Easy, Customizable Egg Bake

Body

Egg bake

Egg bakes are a great way to get a protein-packed meal on your plate in no time and can be enjoyed any time of day! Spice up your egg bake with endless combinations of veggies and additional lean protein.

Recipe courtesy of Michigan State University Extension

Ingredients

This recipe is easily customizable depending on the type of pan you’re using in the oven, or if you’d prefer to make this dish in the microwave.

   8x8-Inch Pan  9x13-Inch Pan
 Eggs  6 eggs  12 eggs
 Vegetables    3 cups  4-5 cups
 Milk  1/4 cup  1/3 cup
 Cheese  1/3 cup  2/3 cup
 Spices  1/2 tsp  1 tbsp
 Salt  1/4 tsp  1/2 tsp
 Oven Temperature  400°F  375°F
 Cook Time  25-35 minutes  35-45 minutes

Add-In Ideas

  • Bell pepper
  • Boiled potatoes
  • Broccoli and/or cauliflower
  • Greens, such as spinach or kale
  • Mushrooms
  • Pre-cooked meat: ground or shredded chicken/turkey or sausage
  • Root veggies
  • Sauteed onions and garlic
  • Seasonings: garlic or onion powder, salt and pepper, paprika, cumin
  • Tomatoes
  • Zucchini

Instructions

  1. Preheat oven and spray/oil baking dish
  2. Rinse and cut seasonal veggies evenly into small pieces. Pre-cook (e.g., saute, blanch, roast) any hard veggies.
  3. In a large bowl, whip eggs with a fork until well blended. Add in seasonings, salt, and milk and mix again.
  4. Layer ingredients in the baking dish in the following order: veggie mixture, egg mixture, then cheese.
  5. Bake until eggs are firm and cheese is melted, about 25-45 minutes. A thermometer in the middle should read 160 degrees.

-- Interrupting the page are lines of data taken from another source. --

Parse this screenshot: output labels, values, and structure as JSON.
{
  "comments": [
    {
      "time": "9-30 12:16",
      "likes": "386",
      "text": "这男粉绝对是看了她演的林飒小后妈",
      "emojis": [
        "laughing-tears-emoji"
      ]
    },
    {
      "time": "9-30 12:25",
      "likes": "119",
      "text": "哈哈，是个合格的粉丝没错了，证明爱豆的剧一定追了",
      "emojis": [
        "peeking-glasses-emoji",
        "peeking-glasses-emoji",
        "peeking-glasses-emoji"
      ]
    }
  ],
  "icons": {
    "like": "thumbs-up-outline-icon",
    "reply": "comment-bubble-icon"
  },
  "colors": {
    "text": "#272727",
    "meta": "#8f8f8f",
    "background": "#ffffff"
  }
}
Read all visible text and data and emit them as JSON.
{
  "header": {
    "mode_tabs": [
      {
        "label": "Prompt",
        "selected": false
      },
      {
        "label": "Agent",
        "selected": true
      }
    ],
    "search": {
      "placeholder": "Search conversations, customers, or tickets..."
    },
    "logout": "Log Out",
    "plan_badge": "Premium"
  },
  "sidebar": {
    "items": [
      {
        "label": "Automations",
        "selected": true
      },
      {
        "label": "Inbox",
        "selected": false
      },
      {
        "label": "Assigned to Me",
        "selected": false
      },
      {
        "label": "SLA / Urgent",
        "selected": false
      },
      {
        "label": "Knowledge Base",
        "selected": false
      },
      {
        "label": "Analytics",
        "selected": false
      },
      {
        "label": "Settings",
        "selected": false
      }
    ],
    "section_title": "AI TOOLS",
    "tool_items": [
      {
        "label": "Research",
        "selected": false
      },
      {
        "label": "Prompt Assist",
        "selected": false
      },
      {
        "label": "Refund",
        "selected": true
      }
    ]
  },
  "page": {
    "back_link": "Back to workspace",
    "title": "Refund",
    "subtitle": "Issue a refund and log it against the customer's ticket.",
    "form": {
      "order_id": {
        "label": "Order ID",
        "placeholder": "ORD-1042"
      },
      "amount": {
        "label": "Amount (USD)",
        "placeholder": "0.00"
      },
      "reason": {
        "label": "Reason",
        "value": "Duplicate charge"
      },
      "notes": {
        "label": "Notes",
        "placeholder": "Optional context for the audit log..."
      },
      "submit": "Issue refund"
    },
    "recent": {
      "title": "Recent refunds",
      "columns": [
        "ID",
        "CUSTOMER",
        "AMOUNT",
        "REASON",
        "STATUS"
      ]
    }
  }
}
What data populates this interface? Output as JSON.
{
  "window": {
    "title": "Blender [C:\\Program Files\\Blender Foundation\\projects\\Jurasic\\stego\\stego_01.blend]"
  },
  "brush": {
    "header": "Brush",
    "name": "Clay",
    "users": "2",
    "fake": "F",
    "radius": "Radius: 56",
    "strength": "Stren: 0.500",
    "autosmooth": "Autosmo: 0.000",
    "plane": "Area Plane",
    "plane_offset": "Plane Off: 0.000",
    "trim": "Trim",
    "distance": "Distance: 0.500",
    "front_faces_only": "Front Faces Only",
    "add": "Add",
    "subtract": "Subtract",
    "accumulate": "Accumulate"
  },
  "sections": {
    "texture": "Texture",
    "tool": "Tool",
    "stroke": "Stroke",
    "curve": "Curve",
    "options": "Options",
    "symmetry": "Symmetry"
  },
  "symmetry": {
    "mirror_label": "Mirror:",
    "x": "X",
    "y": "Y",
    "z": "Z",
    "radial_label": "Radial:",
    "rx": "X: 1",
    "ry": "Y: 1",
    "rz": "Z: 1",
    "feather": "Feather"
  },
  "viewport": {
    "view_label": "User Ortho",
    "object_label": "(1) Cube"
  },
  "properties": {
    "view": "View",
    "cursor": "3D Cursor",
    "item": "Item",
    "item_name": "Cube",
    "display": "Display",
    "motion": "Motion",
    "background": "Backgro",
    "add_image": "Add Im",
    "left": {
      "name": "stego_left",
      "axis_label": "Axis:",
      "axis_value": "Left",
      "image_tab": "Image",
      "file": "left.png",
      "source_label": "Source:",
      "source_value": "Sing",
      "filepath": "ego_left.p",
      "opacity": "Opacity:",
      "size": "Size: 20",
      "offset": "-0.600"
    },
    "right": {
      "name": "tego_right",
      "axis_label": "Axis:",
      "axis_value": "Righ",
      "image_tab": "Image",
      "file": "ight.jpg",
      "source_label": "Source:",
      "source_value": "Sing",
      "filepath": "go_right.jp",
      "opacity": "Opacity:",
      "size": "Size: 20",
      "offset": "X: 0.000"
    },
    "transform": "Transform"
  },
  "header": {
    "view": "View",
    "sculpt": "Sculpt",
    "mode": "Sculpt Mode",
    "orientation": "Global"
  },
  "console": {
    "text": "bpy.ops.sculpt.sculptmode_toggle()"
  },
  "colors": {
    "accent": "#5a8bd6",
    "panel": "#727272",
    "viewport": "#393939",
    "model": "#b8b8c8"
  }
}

To make this dish in the microwave, halve the 8×8 portions and microwave on medium-high for 5 1/2 minutes, stirring once. Cook for another 2 minutes if eggs are not set.

Individual portions can be made by layering ingredients in a well-oiled muffin pan. Bake for about 30 minutes or until eggs are firm.